Sunday, November 6, 2011

Respond to "Effective Teaching and Learning" Chapter


1. The first guideline states to start with questions about nature. Each discipline has specific central questions that form the core of the discipline. For one (or more) of your courses, think about what the central questions are that you want your students to be able to discuss, struggle with, and ultimately understand by the end of the course.

2. The next guideline provides suggestions for engaging students actively. How have you engaged students in your courses in the past? What worked? What didn’t work? For both questions, why or why not?

3. The guidelines suggest that STEM instructors “deemphasize the memorization of technical vocabulary.” Do you think this is a sound approach? Why or why not? Are there ways to introduce technical vocabulary without turning students off of science?

4. The chapter suggests that science teaching should reflect the scientific process as much as possible. Have you attempted this with your beginning students? How can we encourage curiosity and avoid dogmatism while giving students a foundational knowledge in the discipline(s)? And for those not in science fields, how do you teach in ways that reflect your disciplinary processes and require students to perform your disciplinary processes? In other words, how are you practicing your field’s signature pedagogies?

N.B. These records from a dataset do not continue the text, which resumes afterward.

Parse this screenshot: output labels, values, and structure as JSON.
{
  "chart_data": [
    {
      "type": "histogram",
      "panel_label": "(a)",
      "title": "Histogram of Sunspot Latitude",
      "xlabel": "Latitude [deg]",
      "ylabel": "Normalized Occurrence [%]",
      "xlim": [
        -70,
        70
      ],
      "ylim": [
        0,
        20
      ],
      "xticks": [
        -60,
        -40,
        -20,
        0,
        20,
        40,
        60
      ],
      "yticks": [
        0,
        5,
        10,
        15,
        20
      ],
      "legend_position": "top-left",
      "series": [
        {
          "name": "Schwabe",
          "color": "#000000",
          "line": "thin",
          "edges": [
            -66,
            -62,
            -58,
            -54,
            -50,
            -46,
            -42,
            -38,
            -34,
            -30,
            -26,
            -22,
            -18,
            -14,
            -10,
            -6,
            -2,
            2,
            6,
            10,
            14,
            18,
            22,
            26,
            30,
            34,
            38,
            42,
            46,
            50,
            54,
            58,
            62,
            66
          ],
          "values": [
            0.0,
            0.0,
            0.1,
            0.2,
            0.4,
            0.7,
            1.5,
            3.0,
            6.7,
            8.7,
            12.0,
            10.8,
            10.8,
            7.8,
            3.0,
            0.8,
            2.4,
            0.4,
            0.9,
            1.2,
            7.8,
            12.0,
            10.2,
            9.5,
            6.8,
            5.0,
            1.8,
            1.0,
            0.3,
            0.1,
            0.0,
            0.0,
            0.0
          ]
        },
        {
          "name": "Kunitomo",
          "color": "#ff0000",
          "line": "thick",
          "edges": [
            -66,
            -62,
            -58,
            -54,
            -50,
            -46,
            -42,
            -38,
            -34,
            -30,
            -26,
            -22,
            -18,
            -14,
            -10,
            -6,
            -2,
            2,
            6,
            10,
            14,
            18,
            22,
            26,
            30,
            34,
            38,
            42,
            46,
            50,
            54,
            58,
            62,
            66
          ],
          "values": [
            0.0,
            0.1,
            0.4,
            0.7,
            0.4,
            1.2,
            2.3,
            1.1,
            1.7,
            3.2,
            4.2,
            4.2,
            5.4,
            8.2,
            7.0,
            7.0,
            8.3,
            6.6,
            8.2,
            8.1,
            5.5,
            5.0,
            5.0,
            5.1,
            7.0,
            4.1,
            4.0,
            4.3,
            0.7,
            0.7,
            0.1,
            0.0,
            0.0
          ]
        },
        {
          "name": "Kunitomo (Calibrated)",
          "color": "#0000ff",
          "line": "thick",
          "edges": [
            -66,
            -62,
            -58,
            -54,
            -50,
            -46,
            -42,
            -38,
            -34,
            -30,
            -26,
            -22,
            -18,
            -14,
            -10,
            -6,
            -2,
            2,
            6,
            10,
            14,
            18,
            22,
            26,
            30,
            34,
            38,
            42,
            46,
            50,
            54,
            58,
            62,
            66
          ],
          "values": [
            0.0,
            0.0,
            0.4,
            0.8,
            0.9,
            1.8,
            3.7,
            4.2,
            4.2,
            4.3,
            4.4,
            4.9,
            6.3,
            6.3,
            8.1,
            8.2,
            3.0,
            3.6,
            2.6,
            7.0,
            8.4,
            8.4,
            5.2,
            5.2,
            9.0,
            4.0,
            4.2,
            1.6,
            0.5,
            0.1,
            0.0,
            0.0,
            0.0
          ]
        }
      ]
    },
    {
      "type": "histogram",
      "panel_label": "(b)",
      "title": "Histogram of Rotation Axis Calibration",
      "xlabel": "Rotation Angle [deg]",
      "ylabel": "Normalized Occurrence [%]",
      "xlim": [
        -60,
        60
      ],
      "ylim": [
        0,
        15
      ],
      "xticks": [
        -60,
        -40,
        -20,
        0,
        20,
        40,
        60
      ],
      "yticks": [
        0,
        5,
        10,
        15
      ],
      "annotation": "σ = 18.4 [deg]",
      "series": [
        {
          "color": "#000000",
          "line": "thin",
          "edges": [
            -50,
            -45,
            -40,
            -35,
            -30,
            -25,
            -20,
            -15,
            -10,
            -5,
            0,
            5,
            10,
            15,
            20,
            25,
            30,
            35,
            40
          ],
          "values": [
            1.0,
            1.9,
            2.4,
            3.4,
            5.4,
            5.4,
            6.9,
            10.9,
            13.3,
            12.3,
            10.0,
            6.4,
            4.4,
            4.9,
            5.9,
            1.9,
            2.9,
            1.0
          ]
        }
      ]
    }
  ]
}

5. The last point in the chapter centers around a key struggle for anyone teaching an introductory course in a transfer institution: the notion that teaching must take its time. In our courses, we wish to take the time to ensure in-depth understanding of the subject, but we also must teach enough breadth of the topic so that students are prepared to go on to upper-level courses. How do you approach the breadth vs. depth dilemma in your courses? In other words, how do you balance the pressure toward “coverage” with the desire to “uncover” a few major ideas or principles that students will retain years from now?